Fig 4. Manipulation of AMPK activity regulates inflammation in endometrial tissue.

Ex vivo organ cultures of endometrium were cultured for 24 h in medium containing 0.36 mg/organ glucose (a-c) or 1.8 mg/organ glucose (d-f) with vehicle (0) or AICAR (250, 500, 1000 μM) to activate AMPK, or (g-i) in medium containing 1.8 mg/organ glucose with vehicle (0) or Compound C (10, 25, 50 μM) to inhibit AMPK. Media was then aspirated and replenished with fresh medium containing a corresponding concentration of glucose and AICAR or Compound C, and challenged with control vehicle or 100 ng/ml LPS for a further 24 h.

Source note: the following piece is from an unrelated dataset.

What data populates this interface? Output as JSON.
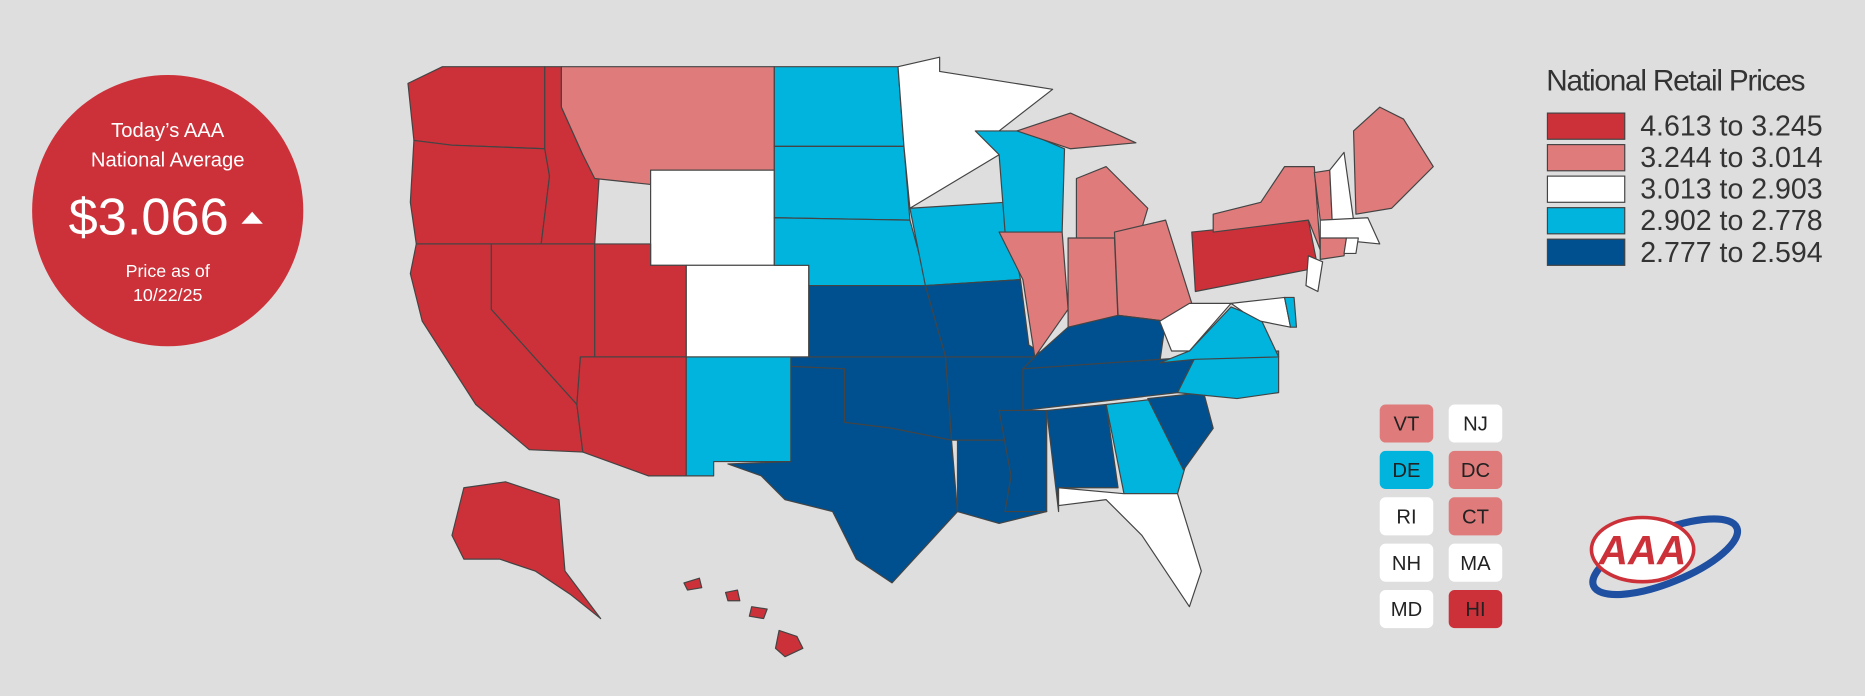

At the end of the experiment, organ weights were recorded, and the accumulation of IL-1β (a, d, g), IL-6 (b, e, h) and IL-8 (c, f, i) was measured in supernatants. Data are presented as mean concentration per mg tissue + SEM from 4 independent experiments, and analyzed by ANOVA using Dunnett’s multiple comparisons test to compare with vehicle (0), within each treatment group; * P < 0.05, ** P < 0.01, *** P < 0.001, NS = ANOVA not significant.